Motile vegetative or reproductive cells are present in all groups of algae except Cyanophyceae and Rtiodophyceae. The movement is achieved by the beating action of small filiform or thread-like protoplasmic appendages, called flagella. They vary in. number, length, position and presence or absence of hairs in different numbers. The number varies from one to four or many.
They are mainly of two types:
1. Whiplash or Acronematic:
These are hairless smooth surfaced-.flagella (Fig. 3.13A, Fig. 3.14A), and
2. Tinsel or Pleuronematic:
They are having one or more rows of lateral fine filamentous hairs known as mastigonemes or flimmers
They are further categorised into:
a. Pantonematic. Where the mastigonemes are arranged in two opposite rows (Fig. 3.13B).
b. Pantoacronematic. Pantonematic flagellum with a terminal fibril is called pantoacronematic (Fig. 3.13C).

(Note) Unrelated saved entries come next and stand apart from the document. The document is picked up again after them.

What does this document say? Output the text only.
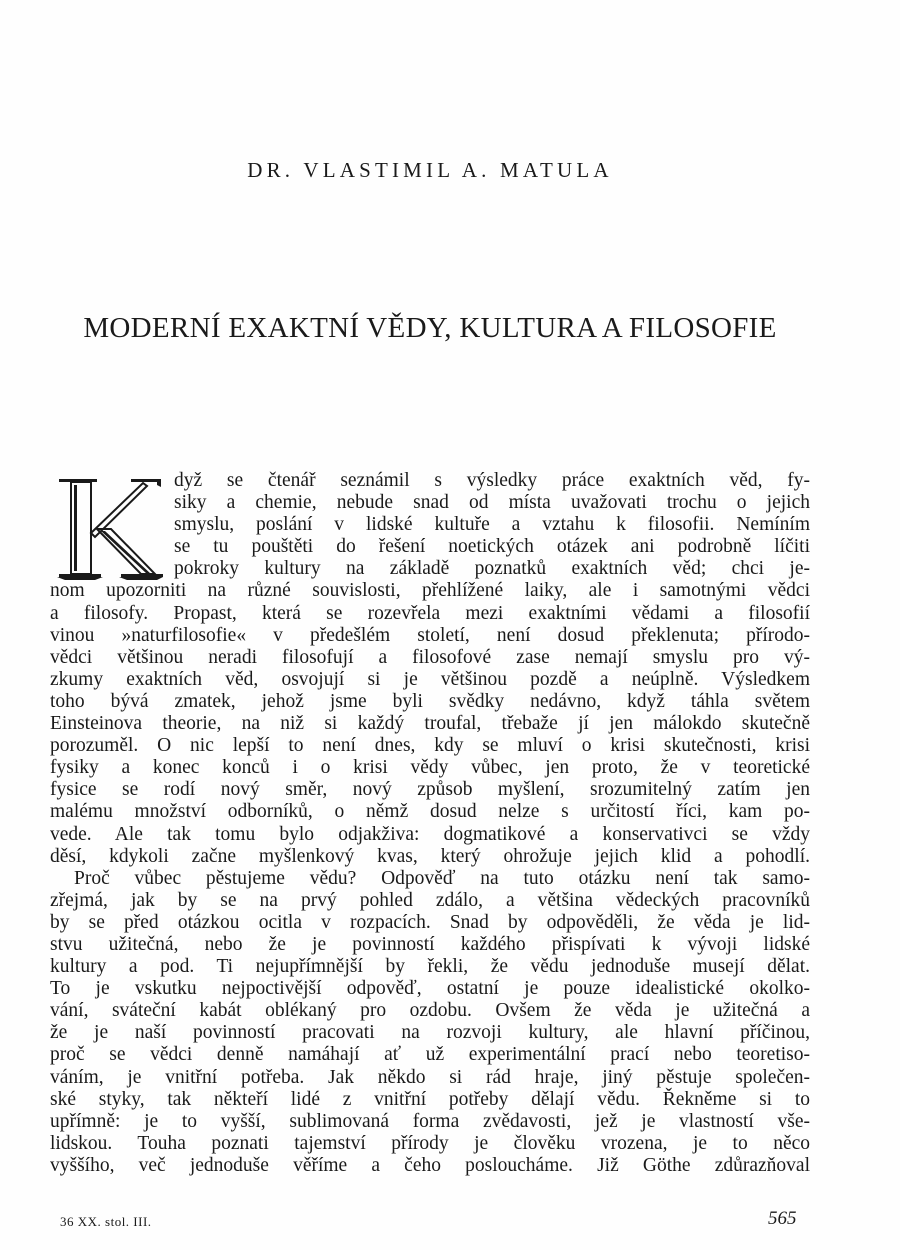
DR. VLASTIMIL A. MATULA
MODERNÍ EXAKTNÍ VĚDY, KULTURA A FILOSOFIE
dyž se čtenář seznámil s výsledky práce exaktních věd, fy-
siky a chemie, nebude snad od místa uvažovati trochu o jejich
smyslu, poslání v lidské kultuře a vztahu k filosofii. Nemíním
se tu pouštěti do řešení noetických otázek ani podrobně líčiti
pokroky kultury na základě poznatků exaktních věd; chci je-
nom upozorniti na různé souvislosti, přehlížené laiky, ale i samotnými vědci
a filosofy. Propast, která se rozevřela mezi exaktními vědami a filosofií
vinou »naturfilosofie« v předešlém století, není dosud překlenuta; přírodo-
vědci většinou neradi filosofují a filosofové zase nemají smyslu pro vý-
zkumy exaktních věd, osvojují si je většinou pozdě a neúplně. Výsledkem
toho bývá zmatek, jehož jsme byli svědky nedávno, když táhla světem
Einsteinova theorie, na niž si každý troufal, třebaže jí jen málokdo skutečně
porozuměl. O nic lepší to není dnes, kdy se mluví o krisi skutečnosti, krisi
fysiky a konec konců i o krisi vědy vůbec, jen proto, že v teoretické
fysice se rodí nový směr, nový způsob myšlení, srozumitelný zatím jen
malému množství odborníků, o němž dosud nelze s určitostí říci, kam po-
vede. Ale tak tomu bylo odjakživa: dogmatikové a konservativci se vždy
děsí, kdykoli začne myšlenkový kvas, který ohrožuje jejich klid a pohodlí.
Proč vůbec pěstujeme vědu? Odpověď na tuto otázku není tak samo-
zřejmá, jak by se na prvý pohled zdálo, a většina vědeckých pracovníků
by se před otázkou ocitla v rozpacích. Snad by odpověděli, že věda je lid-
stvu užitečná, nebo že je povinností každého přispívati k vývoji lidské
kultury a pod. Ti nejupřímnější by řekli, že vědu jednoduše musejí dělat.
To je vskutku nejpoctivější odpověď, ostatní je pouze idealistické okolko-
vání, sváteční kabát oblékaný pro ozdobu. Ovšem že věda je užitečná a
že je naší povinností pracovati na rozvoji kultury, ale hlavní příčinou,
proč se vědci denně namáhají ať už experimentální prací nebo teoretiso-
váním, je vnitřní potřeba. Jak někdo si rád hraje, jiný pěstuje společen-
ské styky, tak někteří lidé z vnitřní potřeby dělají vědu. Řekněme si to
upřímně: je to vyšší, sublimovaná forma zvědavosti, jež je vlastností vše-
lidskou. Touha poznati tajemství přírody je člověku vrozena, je to něco
vyššího, več jednoduše věříme a čeho posloucháme. Již Göthe zdůrazňoval

36 XX. stol. III.	565
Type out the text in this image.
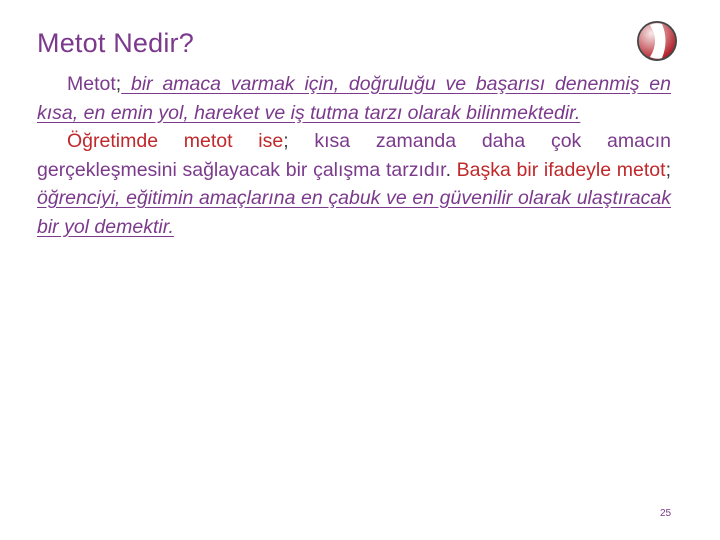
Metot Nedir?

Metot; bir amaca varmak için, doğruluğu ve başarısı denenmiş en kısa, en emin yol, hareket ve iş tutma tarzı olarak bilinmektedir.

Öğretimde metot ise; kısa zamanda daha çok amacın gerçekleşmesini sağlayacak bir çalışma tarzıdır. Başka bir ifadeyle metot; öğrenciyi, eğitimin amaçlarına en çabuk ve en güvenilir olarak ulaştıracak bir yol demektir.

25
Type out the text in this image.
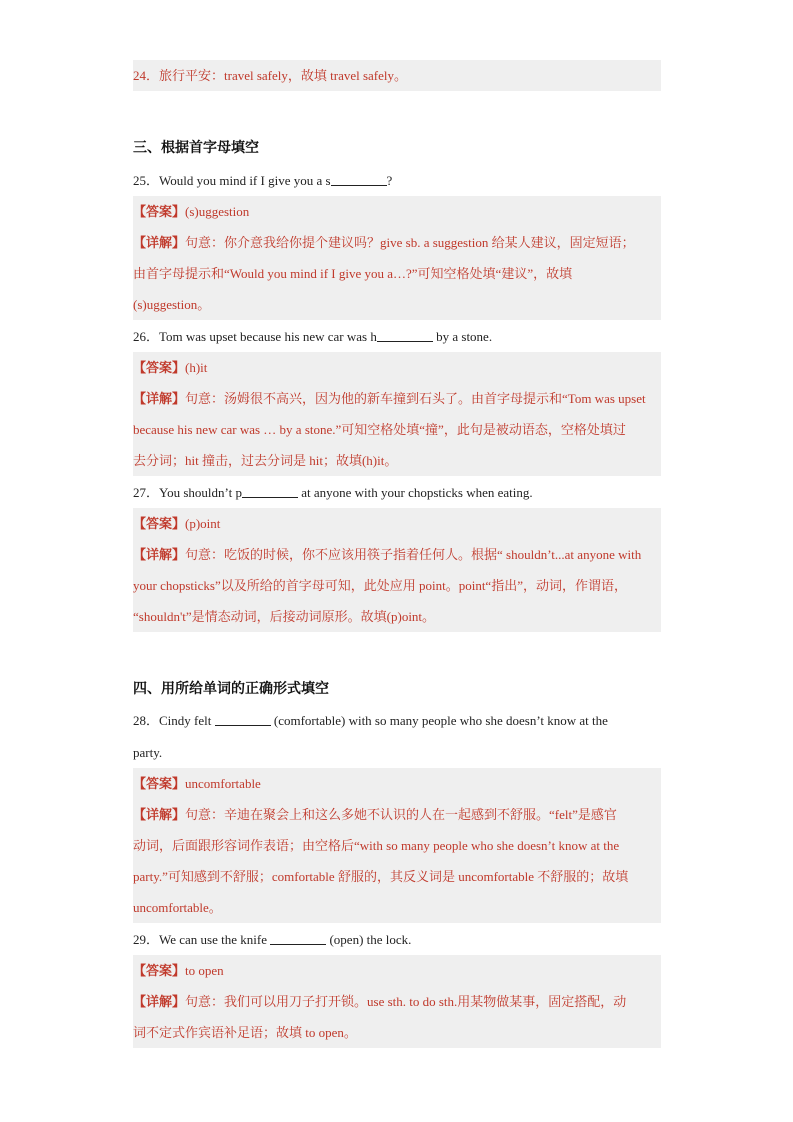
24．旅行平安：travel safely，故填 travel safely。
三、根据首字母填空
25．Would you mind if I give you a s	?
【答案】(s)uggestion
【详解】句意：你介意我给你提个建议吗？give sb. a suggestion 给某人建议，固定短语；
由首字母提示和“Would you mind if I give you a…?”可知空格处填“建议”，故填
(s)uggestion。
26．Tom was upset because his new car was h	by a stone.
【答案】(h)it
【详解】句意：汤姆很不高兴，因为他的新车撞到石头了。由首字母提示和“Tom was upset
because his new car was … by a stone.”可知空格处填“撞”，此句是被动语态，空格处填过
去分词；hit 撞击，过去分词是 hit；故填(h)it。
27．You shouldn’t p	at anyone with your chopsticks when eating.
【答案】(p)oint
【详解】句意：吃饭的时候，你不应该用筷子指着任何人。根据“ shouldn’t...at anyone with
your chopsticks”以及所给的首字母可知，此处应用 point。point“指出”，动词，作谓语，
“shouldn't”是情态动词，后接动词原形。故填(p)oint。
四、用所给单词的正确形式填空
28．Cindy felt	(comfortable) with so many people who she doesn’t know at the
party.
【答案】uncomfortable
【详解】句意：辛迪在聚会上和这么多她不认识的人在一起感到不舒服。“felt”是感官
动词，后面跟形容词作表语；由空格后“with so many people who she doesn’t know at the
party.”可知感到不舒服；comfortable 舒服的，其反义词是 uncomfortable 不舒服的；故填
uncomfortable。
29．We can use the knife	(open) the lock.
【答案】to open
【详解】句意：我们可以用刀子打开锁。use sth. to do sth.用某物做某事，固定搭配，动
词不定式作宾语补足语；故填 to open。
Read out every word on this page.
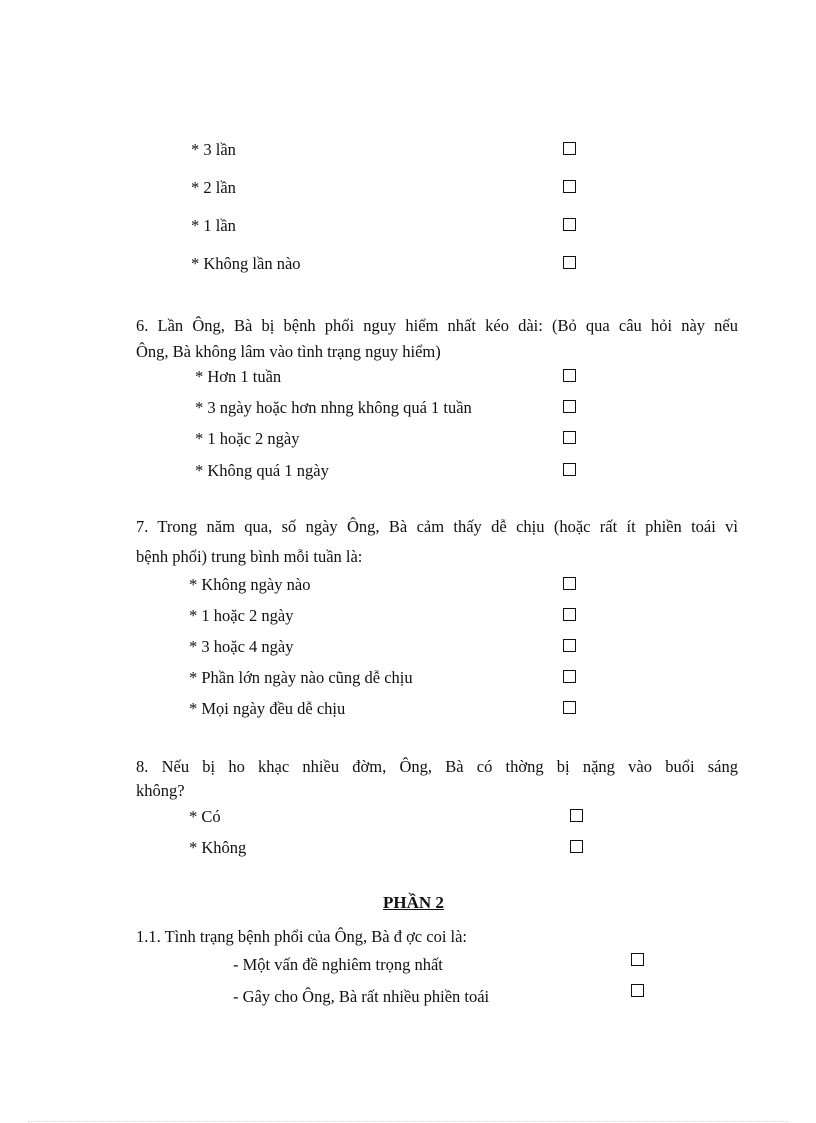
* 3 lần
* 2 lần
* 1 lần
* Không lần nào
6. Lần Ông, Bà bị bệnh phổi nguy hiểm nhất kéo dài: (Bỏ qua câu hỏi này nếu
Ông, Bà không lâm vào tình trạng nguy hiểm)
* Hơn 1 tuần
* 3 ngày hoặc hơn nhng không quá 1 tuần
* 1 hoặc 2 ngày
* Không quá 1 ngày
7. Trong năm qua, số ngày Ông, Bà cảm thấy dễ chịu (hoặc rất ít phiền toái vì
bệnh phổi) trung bình mỗi tuần là:
* Không ngày nào
* 1 hoặc 2 ngày
* 3 hoặc 4 ngày
* Phần lớn ngày nào cũng dễ chịu
* Mọi ngày đều dễ chịu
8. Nếu bị ho khạc nhiều đờm, Ông, Bà có thờng bị nặng vào buổi sáng
không?
* Có
* Không
PHẦN 2
1.1. Tình trạng bệnh phổi của Ông, Bà đ ợc coi là:
- Một vấn đề nghiêm trọng nhất
- Gây cho Ông, Bà rất nhiều phiền toái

c. Stichonematic. It has one-sided mastigonemes (Fig. 3.13D).
If the number of flagella per cell is more than one and identical, it is known as isokont and when dissimilar, it is known as heterokont.
Flagellar Roots in Algae:
Flagella are the extremely fine, hyaline emergence of cytoplasm. Commonly there is a single granule at the base of each flagellum (Fig. 3.15A), the blepharoplast or basal body. If algal cell has a firm wall, the flagellum emerges through a pore.
Each flagellum has a central or axial thin filament, the axoneme. The axoneme is surrounded by a cytoplasmic membrane or sheath formed by an extension of the cell or plasma membrane. The sheath ends just short of the apex of the flagella. The apical naked portion of the axoneme is called end-piece.
In transverse section, the flagellum (Fig. 3.15B) shows two central singlet fibrils surrounded by nine peripheral doublet fibrils. Each fibril is covered by a membrane and the two central ones are further covered with an additional membrane.